Once we were past Orléans, I went into the corridor. The heat was stifling. What’s more, I’d had to listen to the long story told me by the man opposite. That gentleman had recounted in grisly detail how an excess of caution and fear had led him to lose his fortune. Such tales are quite normal — particularly in France — but most people find them pathetic. I personally dislike the philosophical and moral conclusions that are usually drawn. Nothing could be worse than melancholy generalizations about this world inspired by events on the home front. When I left the compartment, this passenger had just embarked on a series of literary considerations. He would then ride roughshod over the moral or ethical terrain. Then other passengers would say their piece … I stood up, because any conversation in a train will inevitably create a necessary feeling of contempt among fellow travelers.

The corridor was cloaked in semi-darkness. People were asleep in many compartments and lights had been switched off. There was a dim bluish light in the next-door compartment. I sat on one of those fold-up seats by the window. It was a pitch-black night with not a star in sight. The train was flying along. Every now and then station lights suddenly lit up the coach. Windows would be peopled by fleeting, elongated shapes, brass handrails glinted yellow, luminous pus from the electric glow hurt your eyes, as if the train were crossing a fire.

I lowered the window — to pass the time. The draught blew under my clothes and I shivered with cold. As I was returning to my place, the door to the compartment with the blue light opened. The door was opposite my seat. I heard a pardon uttered with obvious surprise. I looked round. A youngish-looking lady was standing in front of me, apparently not knowing what to do. She was carrying three or four items. I invited her to step inside. I watched her lean against the glass preparing to inject three or four drops of perfume into a cigarette.
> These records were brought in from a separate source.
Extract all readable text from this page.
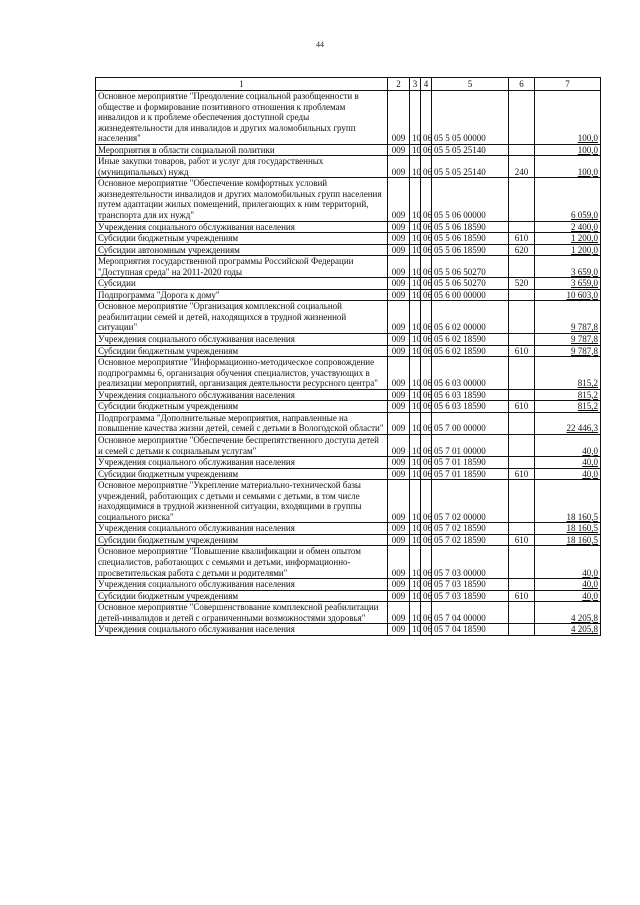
44
1	2	3	4	5	6	7
Основное мероприятие "Преодоление социальной разобщенности в обществе и формирование позитивного отношения к проблемам инвалидов и к проблеме обеспечения доступной среды жизнедеятельности для инвалидов и других маломобильных групп населения"	009	10	06	05 5 05 00000		100,0
Мероприятия в области социальной политики	009	10	06	05 5 05 25140		100,0
Иные закупки товаров, работ и услуг для государственных (муниципальных) нужд	009	10	06	05 5 05 25140	240	100,0
Основное мероприятие "Обеспечение комфортных условий жизнедеятельности инвалидов и других маломобильных групп населения путем адаптации жилых помещений, прилегающих к ним территорий, транспорта для их нужд"	009	10	06	05 5 06 00000		6 059,0
Учреждения социального обслуживания населения	009	10	06	05 5 06 18590		2 400,0
Субсидии бюджетным учреждениям	009	10	06	05 5 06 18590	610	1 200,0
Субсидии автономным учреждениям	009	10	06	05 5 06 18590	620	1 200,0
Мероприятия государственной программы Российской Федерации "Доступная среда" на 2011-2020 годы	009	10	06	05 5 06 50270		3 659,0
Субсидии	009	10	06	05 5 06 50270	520	3 659,0
Подпрограмма "Дорога к дому"	009	10	06	05 6 00 00000		10 603,0
Основное мероприятие "Организация комплексной социальной реабилитации семей и детей, находящихся в трудной жизненной ситуации"	009	10	06	05 6 02 00000		9 787,8
Учреждения социального обслуживания населения	009	10	06	05 6 02 18590		9 787,8
Субсидии бюджетным учреждениям	009	10	06	05 6 02 18590	610	9 787,8
Основное мероприятие "Информационно-методическое сопровождение подпрограммы 6, организация обучения специалистов, участвующих в реализации мероприятий, организация деятельности ресурсного центра"	009	10	06	05 6 03 00000		815,2
Учреждения социального обслуживания населения	009	10	06	05 6 03 18590		815,2
Субсидии бюджетным учреждениям	009	10	06	05 6 03 18590	610	815,2
Подпрограмма "Дополнительные мероприятия, направленные на повышение качества жизни детей, семей с детьми в Вологодской области"	009	10	06	05 7 00 00000		22 446,3
Основное мероприятие "Обеспечение беспрепятственного доступа детей и семей с детьми к социальным услугам"	009	10	06	05 7 01 00000		40,0
Учреждения социального обслуживания населения	009	10	06	05 7 01 18590		40,0
Субсидии бюджетным учреждениям	009	10	06	05 7 01 18590	610	40,0
Основное мероприятие "Укрепление материально-технической базы учреждений, работающих с детьми и семьями с детьми, в том числе находящимися в трудной жизненной ситуации, входящими в группы социального риска"	009	10	06	05 7 02 00000		18 160,5
Учреждения социального обслуживания населения	009	10	06	05 7 02 18590		18 160,5
Субсидии бюджетным учреждениям	009	10	06	05 7 02 18590	610	18 160,5
Основное мероприятие "Повышение квалификации и обмен опытом специалистов, работающих с семьями и детьми, информационно-просветительская работа с детьми и родителями"	009	10	06	05 7 03 00000		40,0
Учреждения социального обслуживания населения	009	10	06	05 7 03 18590		40,0
Субсидии бюджетным учреждениям	009	10	06	05 7 03 18590	610	40,0
Основное мероприятие "Совершенствование комплексной реабилитации детей-инвалидов и детей с ограниченными возможностями здоровья"	009	10	06	05 7 04 00000		4 205,8
Учреждения социального обслуживания населения	009	10	06	05 7 04 18590		4 205,8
The thin, nickel-plated syringe looked like a surgical instrument. The phial of perfume was soft and misshapen and seemed terribly organic. The juddering of the train meant the needle pierced three cigarettes in a row.

“Do you mind holding this for a moment …?” she asked with a laugh, throwing her head back and handing me a packet of English cigarettes.

“So you like scented tobacco?” I asked, by way of response.

“What do you think?” she replied, averting her gaze and inhaling a few drops of perfume. “It’s the fashion …”

While she injected perfume, I looked at her. She was a twenty-two- or three-year-old woman, and rather tall, blonde, extremely refined, elegant according to the latest taste, and intriguing. She was a woman one imagined had led a full life. Her eyes were green and her nose pert and teasing, a nose that Parisian women have transformed into a divine je ne sais quoi. Moreover, I thought she must surely have a sense of humor. While she was looking me up and down, her eyes quite naturally met mine and I realized that she’d been crying not too long ago. I was fascinated and stared back into her eyes. She noticed and I had no choice but to ask something so as not to seem rude.

“Aren’t you sleepy?”

“No, even if I were, I wouldn’t sleep. I get to my station at two.”